Ensuite est venue la partie délicate du projet de recherche: s’assurer que la modification espérée des propriétés magnétiques avait bel et bien eu lieu. Pour trouver la réponse à cette question, les scientifiques ont dû procéder en trois étapes, comme des détectives. Andreas Suter, du Laboratoire de spectroscopie de spin des muons du PSI Center for Neutron and Muon Sciences, a d’abord bombardé l’échantillon avec des muons issus de la Source de Muons Suisse SμS du PSI, en ajustant l’énergie avec une telle précision que ces particules se sont arrêtées à proximité des interfaces du réseau. Lorsqu’on applique un champ magnétique extérieur, ces muons effectuent un mouvement gyroscopique oscillant que l’on peut mesurer. Si cette précession reste constante dans le temps, le matériau n’est pas magnétique à cet endroit. Si elle diminue avec le temps, c’est le signe que le matériau est magnétique, comme dans le cas qui nous occupe. Les muons se désintègrent alors au terme d’un bref laps de temps, en émettant des positrons qui peuvent être utilisés pour détecter indirectement le comportement des muons.

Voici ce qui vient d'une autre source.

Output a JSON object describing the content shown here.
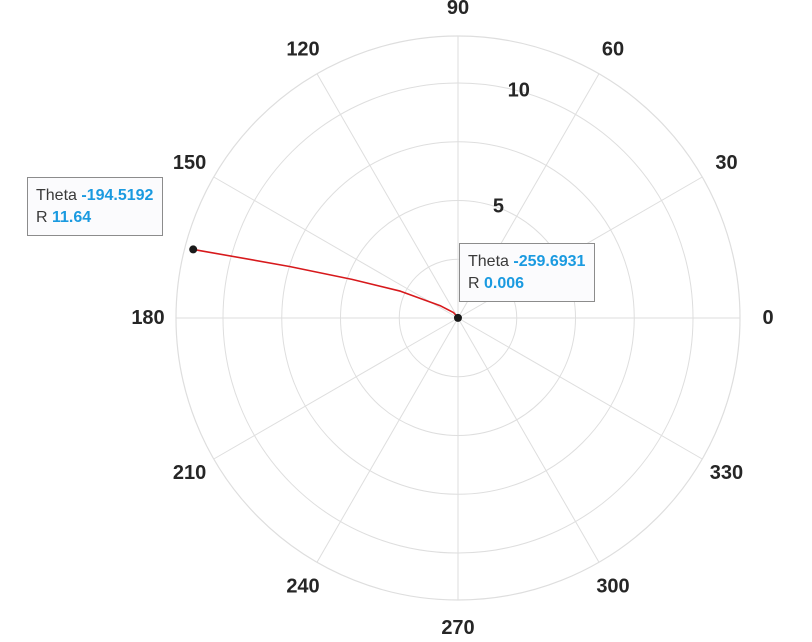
{
  "chart_data": {
    "type": "line",
    "subtype": "polar",
    "angle_unit": "degrees",
    "theta_ticks": [
      "0",
      "30",
      "60",
      "90",
      "120",
      "150",
      "180",
      "210",
      "240",
      "270",
      "300",
      "330"
    ],
    "r_tick_labels": [
      "5",
      "10"
    ],
    "r_label_angle": 80,
    "r_lim": [
      0,
      12
    ],
    "grid": true,
    "series": [
      {
        "color": "#d7191c",
        "theta": [
          -259.6931,
          -250,
          -230,
          -215,
          -205,
          -200,
          -197,
          -194.5192
        ],
        "r": [
          0.006,
          0.05,
          0.3,
          0.9,
          2.7,
          4.8,
          7.5,
          11.64
        ]
      }
    ],
    "datatips": [
      {
        "theta_label": "Theta",
        "theta_value": "-194.5192",
        "r_label": "R",
        "r_value": "11.64"
      },
      {
        "theta_label": "Theta",
        "theta_value": "-259.6931",
        "r_label": "R",
        "r_value": "0.006"
      }
    ]
  },
  "colors": {
    "grid": "#dedede",
    "line": "#d7191c",
    "tip_value": "#1a9ae0",
    "marker": "#1a1a1a"
  }
}
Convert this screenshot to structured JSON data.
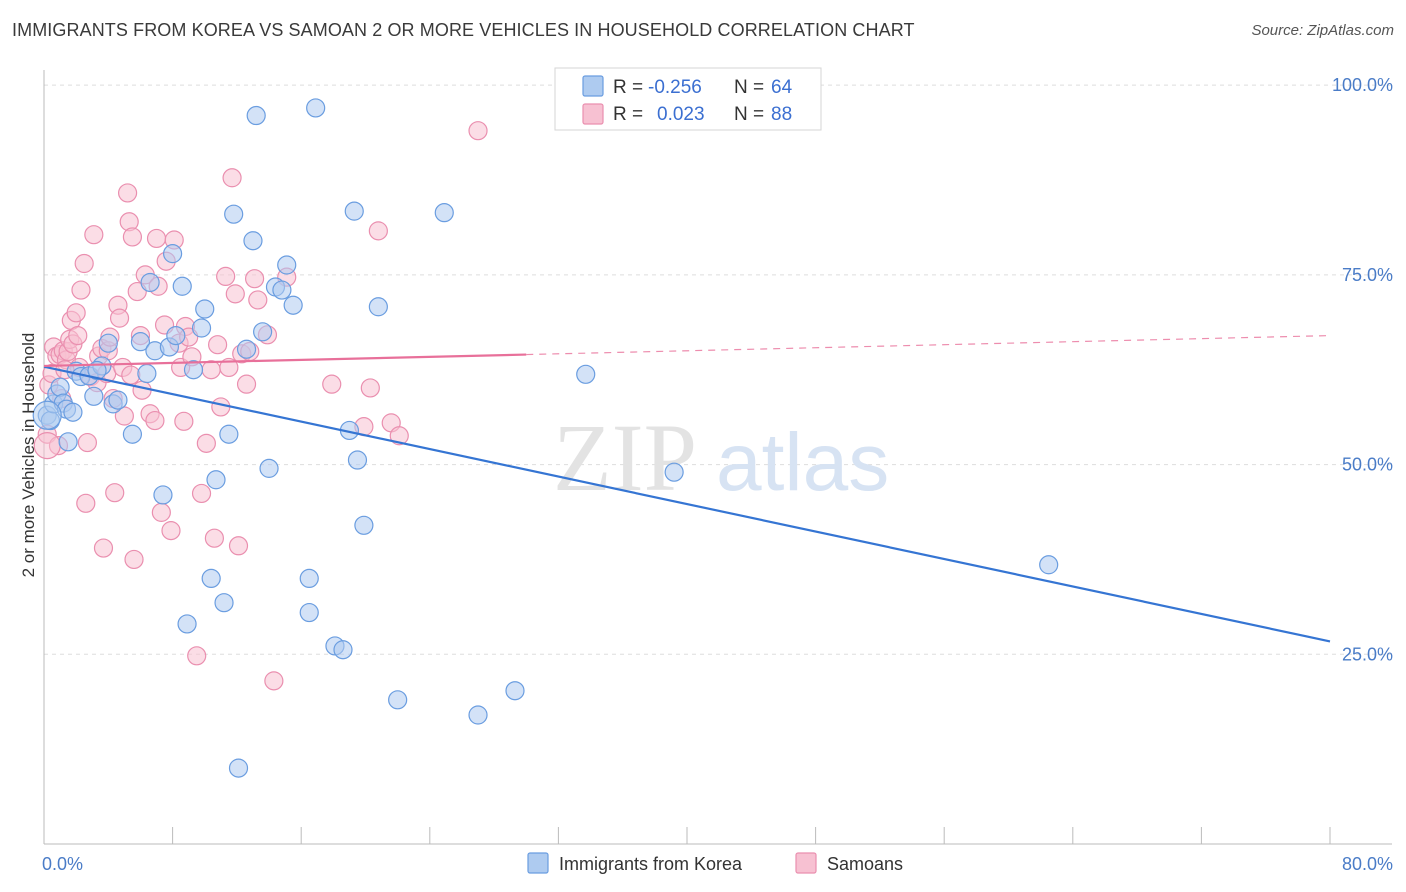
{
  "title": "IMMIGRANTS FROM KOREA VS SAMOAN 2 OR MORE VEHICLES IN HOUSEHOLD CORRELATION CHART",
  "source": "Source: ZipAtlas.com",
  "watermark": {
    "zip": "ZIP",
    "atlas": "atlas"
  },
  "colors": {
    "korea_fill": "#aecbf0",
    "korea_stroke": "#6a9de0",
    "korea_line": "#3575d3",
    "samoa_fill": "#f7c1d2",
    "samoa_stroke": "#ea8faf",
    "samoa_line": "#e8709a",
    "tick": "#4a7cc7",
    "grid": "#dddddd"
  },
  "legend": {
    "rows": [
      {
        "r_label": "R =",
        "r_value": "-0.256",
        "n_label": "N =",
        "n_value": "64"
      },
      {
        "r_label": "R =",
        "r_value": "0.023",
        "n_label": "N =",
        "n_value": "88"
      }
    ]
  },
  "chart_data": {
    "type": "scatter",
    "title": "IMMIGRANTS FROM KOREA VS SAMOAN 2 OR MORE VEHICLES IN HOUSEHOLD CORRELATION CHART",
    "xlabel": "",
    "ylabel": "2 or more Vehicles in Household",
    "xlim": [
      0,
      80
    ],
    "ylim": [
      0,
      102
    ],
    "x_tick_labels": [
      "0.0%",
      "80.0%"
    ],
    "y_ticks": [
      25,
      50,
      75,
      100
    ],
    "y_tick_labels": [
      "25.0%",
      "50.0%",
      "75.0%",
      "100.0%"
    ],
    "grid": true,
    "legend_position": "top-center",
    "series": [
      {
        "name": "Immigrants from Korea",
        "r": -0.256,
        "n": 64,
        "trend": {
          "x": [
            0,
            80
          ],
          "y": [
            62.9,
            26.7
          ],
          "dashed_from": null
        },
        "points": [
          [
            0.2,
            56.5
          ],
          [
            0.4,
            55.8
          ],
          [
            0.6,
            58.0
          ],
          [
            0.8,
            59.3
          ],
          [
            1.0,
            60.2
          ],
          [
            1.2,
            58.1
          ],
          [
            1.4,
            57.3
          ],
          [
            1.8,
            56.9
          ],
          [
            2.0,
            62.3
          ],
          [
            2.3,
            61.6
          ],
          [
            2.8,
            61.7
          ],
          [
            3.1,
            59.0
          ],
          [
            3.6,
            63.0
          ],
          [
            4.0,
            66.0
          ],
          [
            4.3,
            58.0
          ],
          [
            4.6,
            58.5
          ],
          [
            5.5,
            54.0
          ],
          [
            6.0,
            66.2
          ],
          [
            6.4,
            62.0
          ],
          [
            6.6,
            74.0
          ],
          [
            6.9,
            65.0
          ],
          [
            7.4,
            46.0
          ],
          [
            7.8,
            65.5
          ],
          [
            8.0,
            77.8
          ],
          [
            8.2,
            67.0
          ],
          [
            8.6,
            73.5
          ],
          [
            8.9,
            29.0
          ],
          [
            9.3,
            62.5
          ],
          [
            9.8,
            68.0
          ],
          [
            10.0,
            70.5
          ],
          [
            10.4,
            35.0
          ],
          [
            10.7,
            48.0
          ],
          [
            11.2,
            31.8
          ],
          [
            11.5,
            54.0
          ],
          [
            11.8,
            83.0
          ],
          [
            12.1,
            10.0
          ],
          [
            12.6,
            65.2
          ],
          [
            13.0,
            79.5
          ],
          [
            13.2,
            96.0
          ],
          [
            13.6,
            67.5
          ],
          [
            14.0,
            49.5
          ],
          [
            14.4,
            73.4
          ],
          [
            14.8,
            73.0
          ],
          [
            15.1,
            76.3
          ],
          [
            15.5,
            71.0
          ],
          [
            16.5,
            35.0
          ],
          [
            16.5,
            30.5
          ],
          [
            16.9,
            97.0
          ],
          [
            18.1,
            26.1
          ],
          [
            18.6,
            25.6
          ],
          [
            19.0,
            54.5
          ],
          [
            19.3,
            83.4
          ],
          [
            19.5,
            50.6
          ],
          [
            19.9,
            42.0
          ],
          [
            20.8,
            70.8
          ],
          [
            22.0,
            19.0
          ],
          [
            24.9,
            83.2
          ],
          [
            27.0,
            17.0
          ],
          [
            29.3,
            20.2
          ],
          [
            33.7,
            61.9
          ],
          [
            39.2,
            49.0
          ],
          [
            62.5,
            36.8
          ],
          [
            1.5,
            53.0
          ],
          [
            3.3,
            62.4
          ]
        ]
      },
      {
        "name": "Samoans",
        "r": 0.023,
        "n": 88,
        "trend": {
          "x": [
            0,
            80
          ],
          "y": [
            63.0,
            67.0
          ],
          "dashed_from": 30
        },
        "points": [
          [
            0.2,
            54.0
          ],
          [
            0.3,
            60.5
          ],
          [
            0.5,
            62.0
          ],
          [
            0.6,
            65.5
          ],
          [
            0.8,
            64.3
          ],
          [
            1.0,
            64.5
          ],
          [
            1.1,
            58.7
          ],
          [
            1.2,
            65.0
          ],
          [
            1.4,
            63.8
          ],
          [
            1.5,
            64.9
          ],
          [
            1.6,
            66.5
          ],
          [
            1.7,
            69.0
          ],
          [
            1.8,
            65.9
          ],
          [
            2.0,
            70.0
          ],
          [
            2.1,
            67.0
          ],
          [
            2.2,
            62.8
          ],
          [
            2.3,
            73.0
          ],
          [
            2.5,
            76.5
          ],
          [
            2.6,
            44.9
          ],
          [
            2.7,
            52.9
          ],
          [
            2.9,
            61.6
          ],
          [
            3.1,
            80.3
          ],
          [
            3.3,
            60.8
          ],
          [
            3.4,
            64.3
          ],
          [
            3.6,
            65.3
          ],
          [
            3.7,
            39.0
          ],
          [
            3.9,
            62.0
          ],
          [
            4.0,
            65.0
          ],
          [
            4.1,
            66.8
          ],
          [
            4.3,
            58.7
          ],
          [
            4.4,
            46.3
          ],
          [
            4.6,
            71.0
          ],
          [
            4.7,
            69.3
          ],
          [
            4.9,
            62.8
          ],
          [
            5.0,
            56.4
          ],
          [
            5.2,
            85.8
          ],
          [
            5.3,
            82.0
          ],
          [
            5.4,
            61.8
          ],
          [
            5.5,
            80.0
          ],
          [
            5.6,
            37.5
          ],
          [
            5.8,
            72.8
          ],
          [
            6.0,
            67.0
          ],
          [
            6.1,
            59.8
          ],
          [
            6.3,
            75.0
          ],
          [
            6.6,
            56.7
          ],
          [
            6.9,
            55.8
          ],
          [
            7.0,
            79.8
          ],
          [
            7.1,
            73.5
          ],
          [
            7.3,
            43.7
          ],
          [
            7.5,
            68.4
          ],
          [
            7.6,
            76.8
          ],
          [
            7.9,
            41.3
          ],
          [
            8.1,
            79.6
          ],
          [
            8.4,
            66.0
          ],
          [
            8.5,
            62.8
          ],
          [
            8.7,
            55.7
          ],
          [
            8.8,
            68.2
          ],
          [
            9.0,
            66.8
          ],
          [
            9.2,
            64.2
          ],
          [
            9.5,
            24.8
          ],
          [
            9.8,
            46.2
          ],
          [
            10.1,
            52.8
          ],
          [
            10.4,
            62.5
          ],
          [
            10.6,
            40.3
          ],
          [
            10.8,
            65.8
          ],
          [
            11.0,
            57.6
          ],
          [
            11.3,
            74.8
          ],
          [
            11.5,
            62.8
          ],
          [
            11.7,
            87.8
          ],
          [
            11.9,
            72.5
          ],
          [
            12.1,
            39.3
          ],
          [
            12.3,
            64.6
          ],
          [
            12.6,
            60.6
          ],
          [
            12.8,
            64.9
          ],
          [
            13.1,
            74.5
          ],
          [
            13.3,
            71.7
          ],
          [
            13.9,
            67.1
          ],
          [
            14.3,
            21.5
          ],
          [
            15.1,
            74.7
          ],
          [
            17.9,
            60.6
          ],
          [
            19.9,
            55.0
          ],
          [
            20.3,
            60.1
          ],
          [
            20.8,
            80.8
          ],
          [
            21.6,
            55.5
          ],
          [
            22.1,
            53.8
          ],
          [
            27.0,
            94.0
          ],
          [
            0.9,
            52.5
          ],
          [
            1.3,
            62.5
          ]
        ]
      }
    ]
  }
}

Pour obtenir une image complète des propriétés magnétiques de ce nouveau matériau, Andreas Suter a bombardé l'échantillon dans son laboratoire avec des muons provenant de la Source de Muons Suisse SμS du PSI. La proximité immédiate de ces deux grandes installations de recherche fait du PSI un site unique pour appliquer de manière complémentaire les méthodes de recherche les plus modernes. © Institut Paul Scherrer PSI/Mahir Dzambegovic

Mais à cette étape, les physiciens ne savaient pas encore à quel magnétisme ils avaient affaire. Pour ce faire, ils ont mesuré lors d’une deuxième étape la plaque mince avec des capteurs magnétiques extrêmement sensibles sans percevoir de signal magnétique. Comme ces capteurs peuvent détecter uniquement le ferromagnétisme, ils ont pu en conclure que l’échantillon en question était magnétique, mais pas ferromagnétique. Il devait donc forcément être antiferromagnétique. 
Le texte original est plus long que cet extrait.